Product Documentation

Measuring Disk Based Compression Performance

Dec 07, 2012
The Compression Status tab of the Reports: Compression page reports the system compression performance since the system was started or since the Clear button was used to reset the statistics. Compression for individual connections is reported in the connection closure messages in the system log. For example:

Compression performance varies with a number of factors, including the amount of redundancy in the data stream and, to a lesser extent, the structure of the data protocol.

Some applications, such as FTP, send pure data streams; the TCP connection payload is always byte-for-byte identical to the original data file. Others, such as CIFS or NFS, do not send pure data streams, but mix commands, metadata, and data in the same stream. The compression engine distinguishes the file data by parsing the connection payload in real time. Such data streams can easily produce compression ratios between 100:1 and 10,000:1 on the second pass.

Average compression ratios for the link depend on the relative prevalence of long matches, short matches, and no matches. This ratio is dependent on the traffic and is difficult to predict in practice.

Test results show the effect of multi-level compression as a whole, with memory based and disk based compression each making its contribution.

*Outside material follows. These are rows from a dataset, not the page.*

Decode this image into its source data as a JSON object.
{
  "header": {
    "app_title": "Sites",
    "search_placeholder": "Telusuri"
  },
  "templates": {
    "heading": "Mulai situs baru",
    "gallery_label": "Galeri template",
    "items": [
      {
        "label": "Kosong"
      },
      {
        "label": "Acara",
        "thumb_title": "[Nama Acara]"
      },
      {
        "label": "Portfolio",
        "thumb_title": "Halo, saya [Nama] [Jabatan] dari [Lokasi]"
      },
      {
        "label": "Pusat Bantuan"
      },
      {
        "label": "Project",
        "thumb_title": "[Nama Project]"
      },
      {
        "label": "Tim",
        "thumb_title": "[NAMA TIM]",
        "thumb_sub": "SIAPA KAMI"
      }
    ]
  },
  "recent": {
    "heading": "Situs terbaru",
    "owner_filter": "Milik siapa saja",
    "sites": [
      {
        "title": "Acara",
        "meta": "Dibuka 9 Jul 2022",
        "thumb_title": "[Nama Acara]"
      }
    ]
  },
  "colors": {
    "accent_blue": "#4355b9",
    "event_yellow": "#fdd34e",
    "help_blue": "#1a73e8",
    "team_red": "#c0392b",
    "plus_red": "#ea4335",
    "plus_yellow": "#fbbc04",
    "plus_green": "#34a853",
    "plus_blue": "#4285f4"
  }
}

Maximum compression performance is not achieved until the storage space available for disk based compression is filled, providing a maximum amount of previous data to match with new data. In a perfect world, testing would not conclude until the appliance's disks had not only been filled, but filled and overwritten at least once, to ensure that steady-state operation has been reached. However, few administrators have that much representative data at their disposal.

Another difficulty in performance testing is that acceleration often exposes weak links in the network, typically in the performance of the client, the server, or the LAN, and these are sometimes misdiagnosed as disappointing acceleration performance.

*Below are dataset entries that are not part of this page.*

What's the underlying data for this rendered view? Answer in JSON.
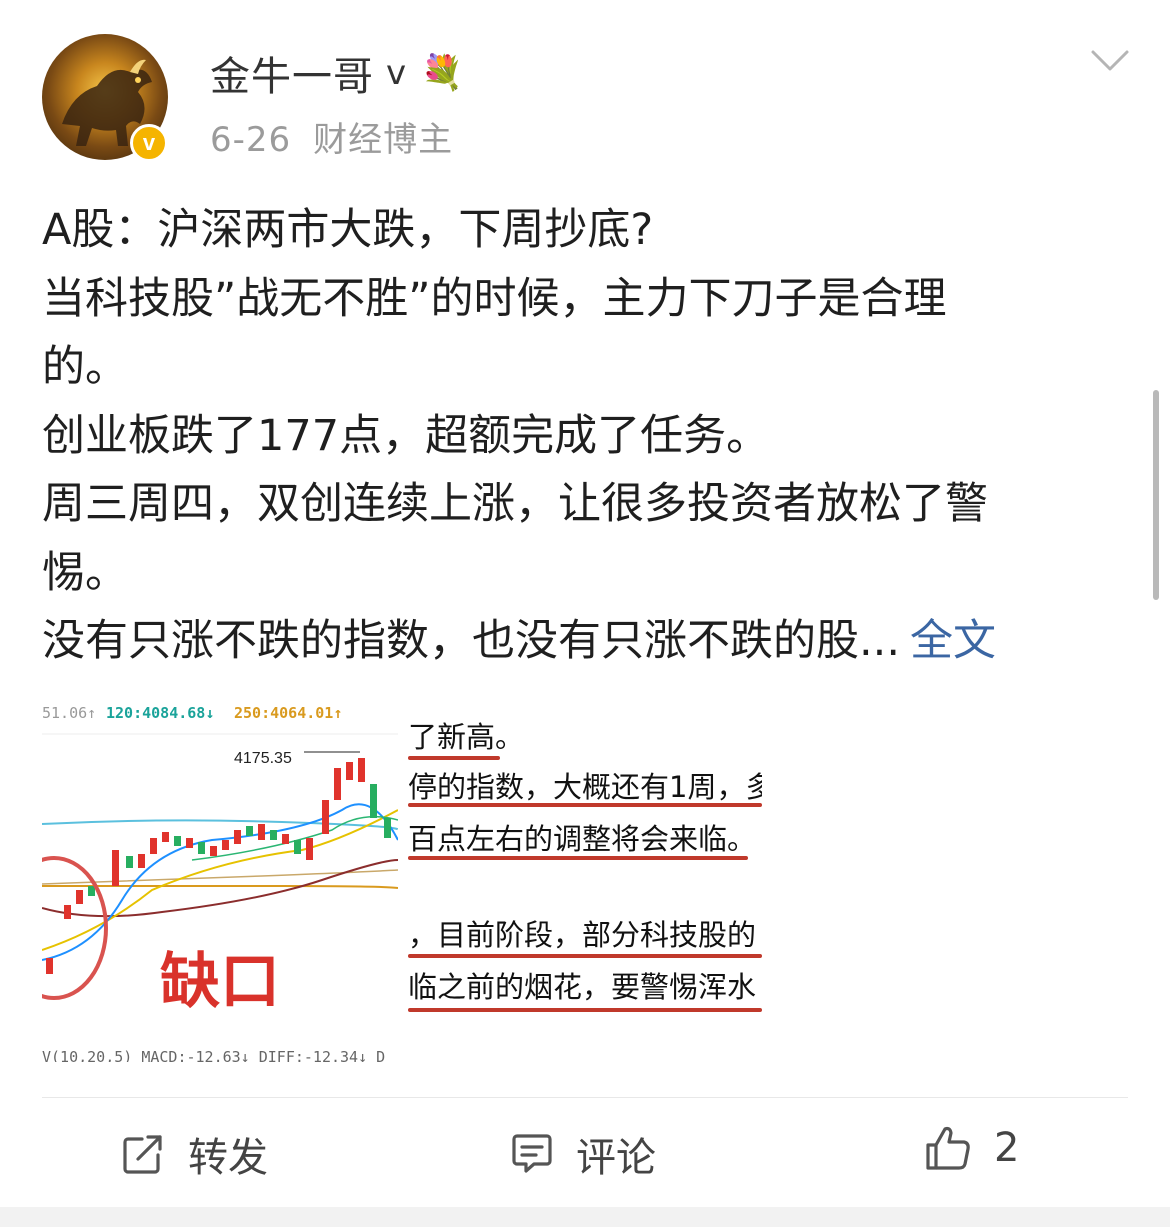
{
  "post": {
    "author": {
      "name": "金牛一哥",
      "verified_mark": "v",
      "badge_icon": "sunflower-bouquet",
      "badge_glyph": "💐"
    },
    "meta": {
      "date": "6-26",
      "category": "财经博主"
    },
    "text_lines": [
      "A股：沪深两市大跌，下周抄底?",
      "当科技股”战无不胜”的时候，主力下刀子是合理",
      "的。",
      "创业板跌了177点，超额完成了任务。",
      "周三周四，双创连续上涨，让很多投资者放松了警",
      "惕。",
      "没有只涨不跌的指数，也没有只涨不跌的股..."
    ],
    "more_link": "全文",
    "image": {
      "ma_legend": {
        "ma1": "51.06↑",
        "ma2": "120:4084.68↓",
        "ma3": "250:4064.01↑"
      },
      "peak_label": "4175.35",
      "gap_label": "缺口",
      "bottom_legend": "V(10,20,5)  MACD:-12.63↓  DIFF:-12.34↓  D",
      "notes": [
        "了新高。",
        "停的指数，大概还有1周，多",
        "百点左右的调整将会来临。",
        "，目前阶段，部分科技股的",
        "临之前的烟花，要警惕浑水"
      ]
    },
    "actions": {
      "repost": "转发",
      "comment": "评论",
      "like_count": "2"
    }
  },
  "colors": {
    "link": "#3b66a3",
    "accent_red": "#c0392b",
    "muted": "#9b9b9b"
  }
}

You can use Iperf or FTP for preliminary and initial testing. Iperf is useful for preliminary testing. It is extremely compressible (even on the first pass) and uses relatively little CPU and no disk resources on the two endpoint systems. Compressed performance with Iperf should send more than 200 Mbps over a T1 link if the LANs on both sides use Gigabit Ethernet, or slightly less than 100 Mbps if there is any Fast Ethernet equipment in the LAN paths between endpoints and appliances.

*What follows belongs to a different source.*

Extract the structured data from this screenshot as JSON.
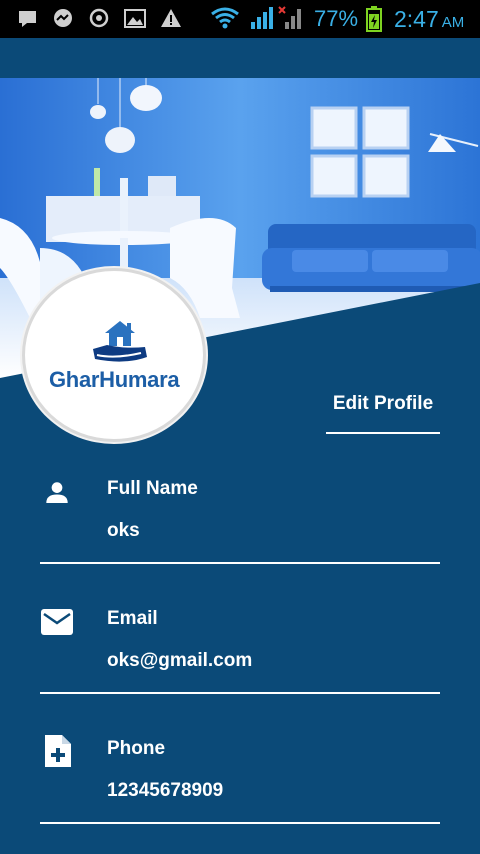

Iperf is preinstalled on the appliances (under the Diagnostics menu) and is available fromhttp://iperf.sourceforge.net/. Ideally, it should be installed and run from the endpoint systems, so that the network is tested from end to end, not just from appliance to appliance.

FTP is useful for more realistic testing than is possible with Iperf. FTP is simple and familiar, and its results are easy to interpret. Second-pass performance should be roughly the same as with Iperf. If not, the limiting factor is probably the disk subsystem on one of the endpoint systems.

To test the disk based compression system
  1. Transfer a multiple-gigabyte data stream between two appliances with disk based compression enabled. Note the compression achieved during this transfer. Depending on the nature of the data, considerable compression may be seen on the first pass.
  2. Transfer the same data stream a second time and note the effect on compression.